Nel 1997 Alberto Giubilo, giornalista, telecronista sportivo e voce dell’ippica e dell’equitazione, scrisse: ”Dalla casa di Tuscania di Giuseppe Cesetti facemmo una visita all’allevamento della Tortorella, la sua bandiera ippica, ed eccoci poi al castello di Montebello, il suo museo personale. Lì gelosamente conservava i quadri ai quali era più legato. La sala immensa, le pareti ingioiellate dai quadri!”
Nel 2002 Lidia Reghini di Pontremoli, storico, critico d’arte e docente ordinario della cattedra di Antropologia Culturale dell’Accademia di Belle Arti di Roma, aggiunse : ”Aprire la porta della dimora di Montebello è tornare indietro nel tempo. Qui la memoria è forte come un ulivo, vive nell’asperità ventosa di questa terra apparentemente scarna. Qui rivivono i fantasmi di settecento, ottocento e novecento, si incontrano su per le antiche scale. Terra selvaggia che urla e sussurra. Luogo che sembra vivere di una sua spontanea , interiore fertilità, segno di una vita che, a dispetto del tempo e dei suoi mutamenti, caparbiamente vuole scorrere e continuare ad esistere inseguendo il filo di generazioni future.”
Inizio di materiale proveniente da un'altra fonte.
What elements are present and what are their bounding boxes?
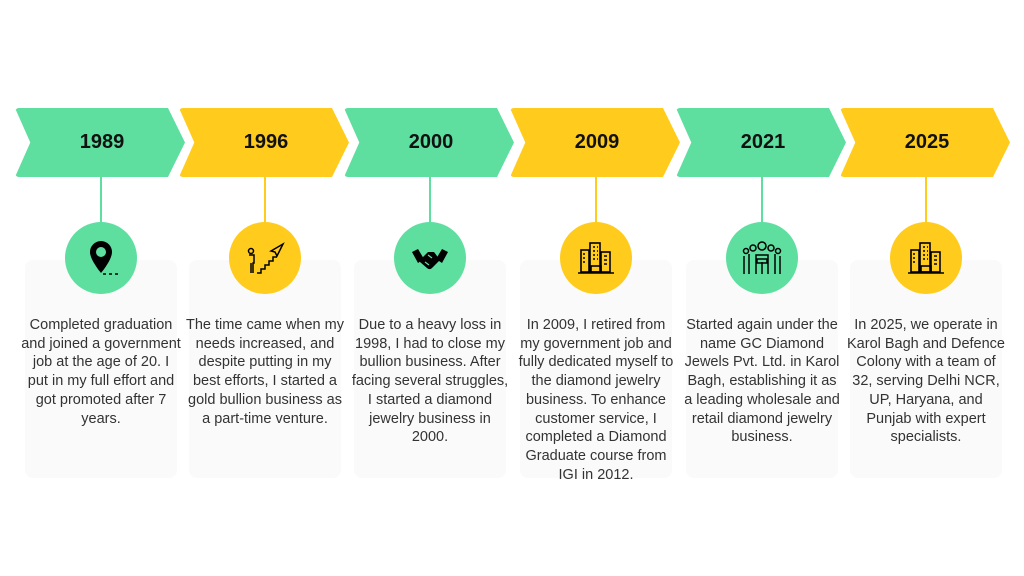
connector-line [264,177,266,225]
map-pin-icon [65,222,137,294]
milestone-card [850,260,1002,478]
milestone-card [686,260,838,478]
year-label: 1996 [243,131,289,153]
buildings-icon [560,222,632,294]
milestone-card [25,260,177,478]
milestone-text: In 2025, we operate in Karol Bagh and De… [847,317,1005,446]
connector-line [761,177,763,225]
year-label: 2000 [408,131,454,153]
connector-line [595,177,597,225]
milestone-text: Due to a heavy loss in 1998, I had to cl… [351,317,509,446]
team-icon [726,222,798,294]
year-chevron: 1996 [179,108,349,177]
handshake-icon [394,222,466,294]
buildings-icon [890,222,962,294]
connector-line [100,177,102,225]
milestone-text: In 2009, I retired from my government jo… [518,317,674,483]
milestone-text: Started again under the name GC Diamond … [684,317,840,446]
year-chevron: 2025 [840,108,1010,177]
milestone-text: Completed graduation and joined a govern… [21,317,181,427]
year-label: 2021 [740,131,786,153]
milestone-card [354,260,506,478]
year-label: 1989 [79,131,125,153]
milestone-card [520,260,672,478]
connector-line [925,177,927,225]
milestone-text: The time came when my needs increased, a… [186,317,344,427]
connector-line [429,177,431,225]
year-chevron: 1989 [15,108,185,177]
year-chevron: 2009 [510,108,680,177]
year-label: 2009 [574,131,620,153]
stairs-climb-icon [229,222,301,294]
year-label: 2025 [904,131,950,153]
milestone-card [189,260,341,478]
year-chevron: 2021 [676,108,846,177]
year-chevron: 2000 [344,108,514,177]
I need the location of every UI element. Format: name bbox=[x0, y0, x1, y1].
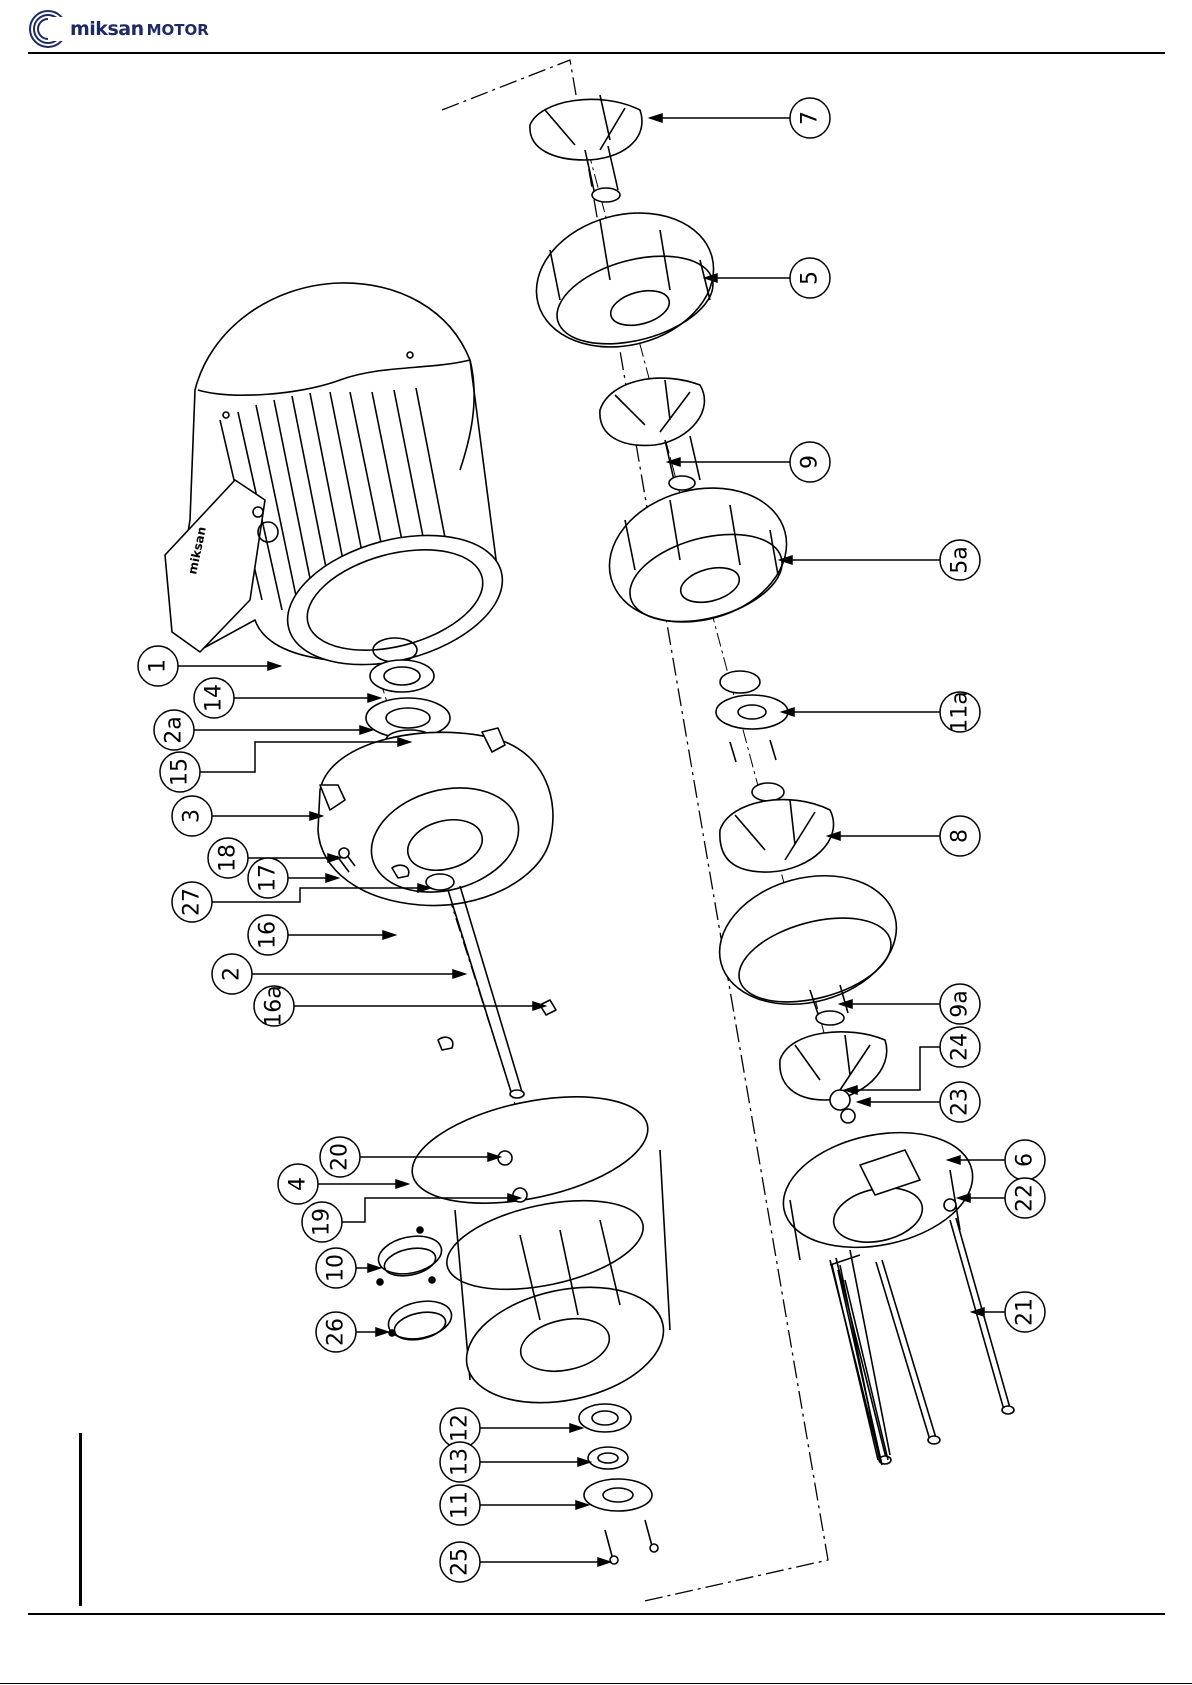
callout-label-12: 12 bbox=[448, 1414, 473, 1442]
footer-rule bbox=[28, 1613, 1165, 1615]
callout-label-8: 8 bbox=[948, 829, 973, 843]
callout-14: 14 bbox=[194, 678, 380, 718]
callout-2a: 2a bbox=[154, 710, 372, 750]
callout-label-1: 1 bbox=[146, 659, 171, 673]
callout-label-23: 23 bbox=[948, 1088, 973, 1116]
callout-label-20: 20 bbox=[328, 1143, 353, 1171]
callout-23: 23 bbox=[858, 1082, 980, 1122]
impeller-top bbox=[530, 95, 642, 202]
callout-label-17: 17 bbox=[256, 864, 281, 892]
callout-label-27: 27 bbox=[180, 888, 205, 916]
callout-label-24: 24 bbox=[948, 1033, 973, 1061]
arrowhead-7 bbox=[650, 114, 662, 122]
callout-3: 3 bbox=[172, 796, 322, 836]
arrowhead-12 bbox=[570, 1424, 582, 1432]
callout-5a: 5a bbox=[780, 540, 980, 580]
callout-label-21: 21 bbox=[1013, 1298, 1038, 1326]
page-end-rule bbox=[0, 1683, 1192, 1684]
callout-label-13: 13 bbox=[448, 1448, 473, 1476]
callout-label-14: 14 bbox=[202, 684, 227, 712]
callout-label-25: 25 bbox=[448, 1548, 473, 1576]
arrowhead-17 bbox=[326, 874, 338, 882]
callout-label-19: 19 bbox=[310, 1208, 335, 1236]
diffuser-9a bbox=[705, 857, 911, 1025]
callout-11a: 11a bbox=[782, 691, 980, 732]
margin-bar bbox=[79, 1433, 82, 1606]
callout-label-16: 16 bbox=[256, 921, 281, 949]
tie-rods bbox=[830, 1218, 1014, 1465]
callout-label-3: 3 bbox=[180, 809, 205, 823]
callout-label-2: 2 bbox=[220, 967, 245, 981]
callout-10: 10 bbox=[316, 1248, 380, 1288]
suction-casing bbox=[773, 1116, 984, 1264]
callout-27: 27 bbox=[172, 882, 430, 922]
callout-label-2a: 2a bbox=[162, 716, 187, 743]
callout-label-11a: 11a bbox=[948, 691, 973, 732]
callout-26: 26 bbox=[316, 1312, 388, 1352]
callout-16a: 16a bbox=[254, 985, 545, 1026]
callout-label-4: 4 bbox=[286, 1177, 311, 1191]
callout-9a: 9a bbox=[840, 984, 980, 1024]
callout-label-5: 5 bbox=[798, 271, 823, 285]
callout-16: 16 bbox=[248, 915, 395, 955]
callout-13: 13 bbox=[440, 1442, 590, 1482]
lantern-bracket bbox=[403, 1078, 675, 1419]
callout-25: 25 bbox=[440, 1542, 610, 1582]
callout-17: 17 bbox=[248, 858, 338, 898]
callout-label-26: 26 bbox=[324, 1318, 349, 1346]
arrowhead-2 bbox=[453, 970, 465, 978]
callout-11: 11 bbox=[440, 1485, 588, 1525]
arrowhead-26 bbox=[376, 1328, 388, 1336]
callout-label-22: 22 bbox=[1013, 1184, 1038, 1212]
callout-label-6: 6 bbox=[1013, 1153, 1038, 1167]
callout-8: 8 bbox=[828, 816, 980, 856]
arrowhead-1 bbox=[268, 662, 280, 670]
callout-label-9a: 9a bbox=[948, 990, 973, 1017]
callout-label-9: 9 bbox=[798, 455, 823, 469]
callout-label-5a: 5a bbox=[948, 546, 973, 573]
mechanical-seals bbox=[375, 1227, 455, 1344]
lower-bearings bbox=[579, 1404, 658, 1564]
callout-2: 2 bbox=[212, 954, 465, 994]
callout-5: 5 bbox=[705, 258, 830, 298]
arrowhead-4 bbox=[396, 1180, 408, 1188]
arrowhead-16 bbox=[383, 931, 395, 939]
diffuser-5 bbox=[521, 194, 729, 366]
diffuser-5a bbox=[594, 469, 802, 641]
arrowhead-14 bbox=[368, 694, 380, 702]
callout-label-15: 15 bbox=[168, 758, 193, 786]
impeller-8 bbox=[720, 800, 834, 872]
arrowhead-11 bbox=[576, 1501, 588, 1509]
callout-7: 7 bbox=[650, 98, 830, 138]
adapter-flange bbox=[318, 728, 553, 908]
impeller-bottom bbox=[780, 1032, 887, 1123]
callout-21: 21 bbox=[972, 1292, 1045, 1332]
arrowhead-23 bbox=[858, 1098, 870, 1106]
impeller-9 bbox=[600, 378, 705, 490]
callout-label-10: 10 bbox=[324, 1254, 349, 1282]
arrowhead-25 bbox=[598, 1558, 610, 1566]
callout-label-7: 7 bbox=[798, 111, 823, 125]
bearing-11a bbox=[716, 671, 788, 801]
callout-label-11: 11 bbox=[448, 1491, 473, 1519]
callout-label-18: 18 bbox=[216, 844, 241, 872]
callout-label-16a: 16a bbox=[262, 985, 287, 1026]
arrowhead-21 bbox=[972, 1308, 984, 1316]
arrowhead-10 bbox=[368, 1264, 380, 1272]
Benedetta Montevecchi scrisse che nella casa parrocchiale della chiesa del Sacro Cuore in Tuscania sono conservate due preziose piccole tele che erano nella chiesa di Santa Rosa a Montebello. Una raffigura il “Trionfo della fede” di autore emiliano intorno al 1650, di arte barocca: vi è raffigurato “un carro trainato dagli angeli in cui siede la fede che, impugnando il calice eucaristico e preceduta dalla croce, travolge le eresie che precipitano in basso”.
La prestigiosa attribuzione al pittore bolognese Giovanni Andrea Donducci detto il Mastelletta (1575-1655) è proposta dal Livia Carloni per la seconda tela: “La Maddalena confortata dagli angeli” , raffinato quadro privato donato dalla famiglia Centurione Scotto alla chiesa di Montebello. Il Mastelletta fu un pittore barocco che ritornò a dipingere la natura dopo il manierismo. Inoltre nella chiesa di Montebello c’erano anche i quadri del Sacro Cuore, di Santa Rosa, della Via Crucis, della Madonna ed il fonte battesimale. La chiesa di Santa Rosa era nel territorio della parrocchia del Sacro Cuore di Tuscania. Nell’edicola della Madonnella vi era l’immagine della Madonna della Quercia in ceramica. La chiesa è chiusa al culto dal 2010.